Bajo la icónica estatua de Simón Bolívar en la céntrica Avenida da Liberdade, decenas de personas se reunieron este lunes para expresar su rechazo a la reciente agresión militar de Estados Unidos en Venezuela y al secuestro del presidente Nicolás Maduro. La concentración se convirtió en un espacio de denuncia contra lo que los manifestantes consideran una agresión a la soberanía de un Estado independiente.

La protesta estuvo integrada principalmente por ciudadanos portugueses que portaban carteles con imágenes de Maduro y banderas venezolanas y cubanas, mientras coreaban consignas como «Venezuela no se rinde, la soberanía no se vende» y «Venezuela soberana y bolivariana». Los asistentes dejaron claro su apoyo a la autodeterminación del pueblo venezolano y su repudio a la intervención extranjera.

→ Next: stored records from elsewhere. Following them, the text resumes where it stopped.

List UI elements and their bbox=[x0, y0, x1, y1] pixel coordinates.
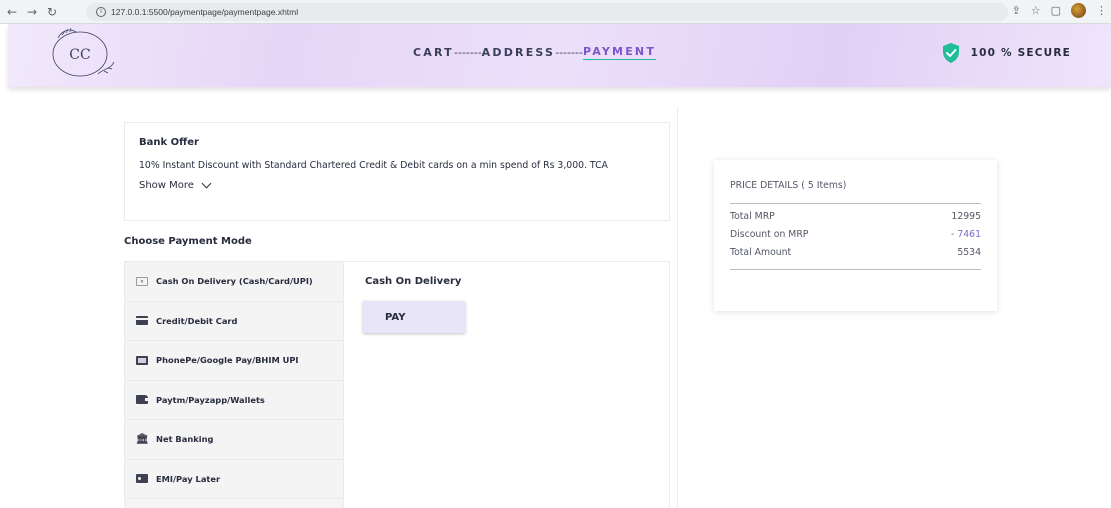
divider bbox=[730, 269, 981, 270]
payment-mode-netbanking[interactable]: 🏛 Net Banking bbox=[125, 420, 343, 460]
payment-modes-container: ₹ Cash On Delivery (Cash/Card/UPI) Credi… bbox=[124, 261, 670, 508]
chevron-down-icon bbox=[201, 178, 212, 189]
step-separator: ------- bbox=[555, 46, 583, 59]
secure-label: 100 % SECURE bbox=[970, 47, 1071, 59]
bookmark-star-icon[interactable]: ☆ bbox=[1031, 4, 1041, 17]
price-row-total-mrp: Total MRP 12995 bbox=[730, 211, 981, 222]
payment-mode-card[interactable]: Credit/Debit Card bbox=[125, 302, 343, 341]
step-payment[interactable]: PAYMENT bbox=[582, 45, 657, 60]
selected-mode-panel: Cash On Delivery PAY bbox=[363, 276, 465, 333]
step-cart[interactable]: CART bbox=[413, 46, 454, 59]
show-more-label: Show More bbox=[139, 180, 194, 191]
wallet-icon bbox=[136, 395, 148, 405]
card-icon bbox=[136, 316, 148, 326]
price-details-title: PRICE DETAILS ( 5 Items) bbox=[730, 180, 847, 191]
price-label: Discount on MRP bbox=[730, 229, 809, 240]
payment-mode-label: Net Banking bbox=[156, 434, 214, 445]
column-divider bbox=[677, 108, 678, 507]
payment-mode-label: Paytm/Payzapp/Wallets bbox=[156, 394, 265, 405]
choose-payment-heading: Choose Payment Mode bbox=[124, 236, 252, 247]
bank-offer-title: Bank Offer bbox=[139, 137, 199, 148]
share-icon[interactable]: ⇪ bbox=[1012, 4, 1021, 17]
secure-badge: 100 % SECURE bbox=[941, 42, 1071, 64]
payment-mode-wallets[interactable]: Paytm/Payzapp/Wallets bbox=[125, 381, 343, 420]
price-row-discount: Discount on MRP - 7461 bbox=[730, 229, 981, 240]
checkout-steps: CART ------- ADDRESS ------- PAYMENT bbox=[413, 45, 657, 60]
browser-toolbar: ← → ↻ i 127.0.0.1:5500/paymentpage/payme… bbox=[0, 0, 1111, 24]
price-row-total-amount: Total Amount 5534 bbox=[730, 247, 981, 258]
site-info-icon[interactable]: i bbox=[96, 7, 106, 17]
forward-arrow-icon[interactable]: → bbox=[24, 4, 40, 20]
price-label: Total Amount bbox=[730, 247, 792, 258]
payment-mode-emi[interactable]: EMI/Pay Later bbox=[125, 460, 343, 499]
bank-offer-text: 10% Instant Discount with Standard Chart… bbox=[139, 160, 608, 171]
payment-mode-list: ₹ Cash On Delivery (Cash/Card/UPI) Credi… bbox=[125, 262, 344, 508]
payment-mode-upi[interactable]: PhonePe/Google Pay/BHIM UPI bbox=[125, 341, 343, 381]
upi-icon bbox=[136, 355, 148, 365]
divider bbox=[730, 203, 981, 204]
cash-icon: ₹ bbox=[136, 276, 148, 286]
payment-mode-label: Cash On Delivery (Cash/Card/UPI) bbox=[156, 276, 313, 287]
brand-logo[interactable]: CC bbox=[48, 28, 118, 84]
payment-mode-label: PhonePe/Google Pay/BHIM UPI bbox=[156, 355, 299, 366]
price-details-card: PRICE DETAILS ( 5 Items) Total MRP 12995… bbox=[714, 160, 997, 311]
payment-mode-cod[interactable]: ₹ Cash On Delivery (Cash/Card/UPI) bbox=[125, 262, 343, 302]
price-value: - 7461 bbox=[951, 229, 981, 240]
price-value: 5534 bbox=[957, 247, 981, 258]
step-address[interactable]: ADDRESS bbox=[482, 46, 556, 59]
url-text: 127.0.0.1:5500/paymentpage/paymentpage.x… bbox=[111, 7, 299, 17]
selected-mode-title: Cash On Delivery bbox=[365, 276, 462, 287]
logo-text: CC bbox=[69, 47, 90, 63]
show-more-link[interactable]: Show More bbox=[139, 178, 655, 191]
profile-avatar[interactable] bbox=[1071, 3, 1086, 18]
price-value: 12995 bbox=[951, 211, 981, 222]
bank-icon: 🏛 bbox=[136, 433, 149, 445]
back-arrow-icon[interactable]: ← bbox=[4, 4, 20, 20]
shield-check-icon bbox=[942, 43, 959, 63]
bank-offer-card: Bank Offer 10% Instant Discount with Sta… bbox=[124, 122, 670, 221]
step-separator: ------- bbox=[453, 46, 482, 59]
reload-icon[interactable]: ↻ bbox=[44, 4, 60, 20]
menu-kebab-icon[interactable]: ⋮ bbox=[1096, 4, 1107, 17]
payment-mode-label: Credit/Debit Card bbox=[156, 315, 238, 326]
price-label: Total MRP bbox=[730, 211, 775, 222]
site-header: CC CART ------- ADDRESS ------- PAYMENT … bbox=[8, 24, 1111, 87]
emi-icon bbox=[136, 474, 148, 484]
address-bar[interactable]: i 127.0.0.1:5500/paymentpage/paymentpage… bbox=[86, 3, 1008, 21]
side-panel-icon[interactable]: ▢ bbox=[1051, 4, 1061, 17]
pay-button[interactable]: PAY bbox=[363, 301, 465, 333]
payment-mode-label: EMI/Pay Later bbox=[156, 473, 221, 484]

Diversas organizaciones convocaron la movilización, entre ellas el Consejo Portugués para la Paz y la Cooperación (CPPC), con el objetivo de exigir el cese inmediato de las amenazas de Washington y reclamar que el Gobierno portugués y la comunidad internacional condenen formalmente estas acciones. Isabel Camarinha, presidenta del CPPC, advirtió que el silencio de las autoridades lusas frente a este hecho representa «una violación de los principios de la Constitución de Portugal, la cual establece que las relaciones exteriores deben fundamentarse en el respeto a la autodeterminación y la libre elección del destino de los pueblos».

Camarinha también aseguró que detrás de la operación militar se esconden intereses económicos relacionados con el control del petróleo y otros recursos naturales de Venezuela y la región. La dirigente advirtió que la amenaza, personificada por la administración de Donald Trump, se ha materializado en Venezuela, pero constituye un peligro latente para otros países de América Latina y el Caribe.

La jornada culminó con un llamado a la solidaridad internacional para frenar cualquier escalada bélica y garantizar el respeto al derecho internacional. Los manifestantes coincidieron en que la cooperación global y la condena de estas acciones son fundamentales para proteger la paz y la soberanía de los pueblos.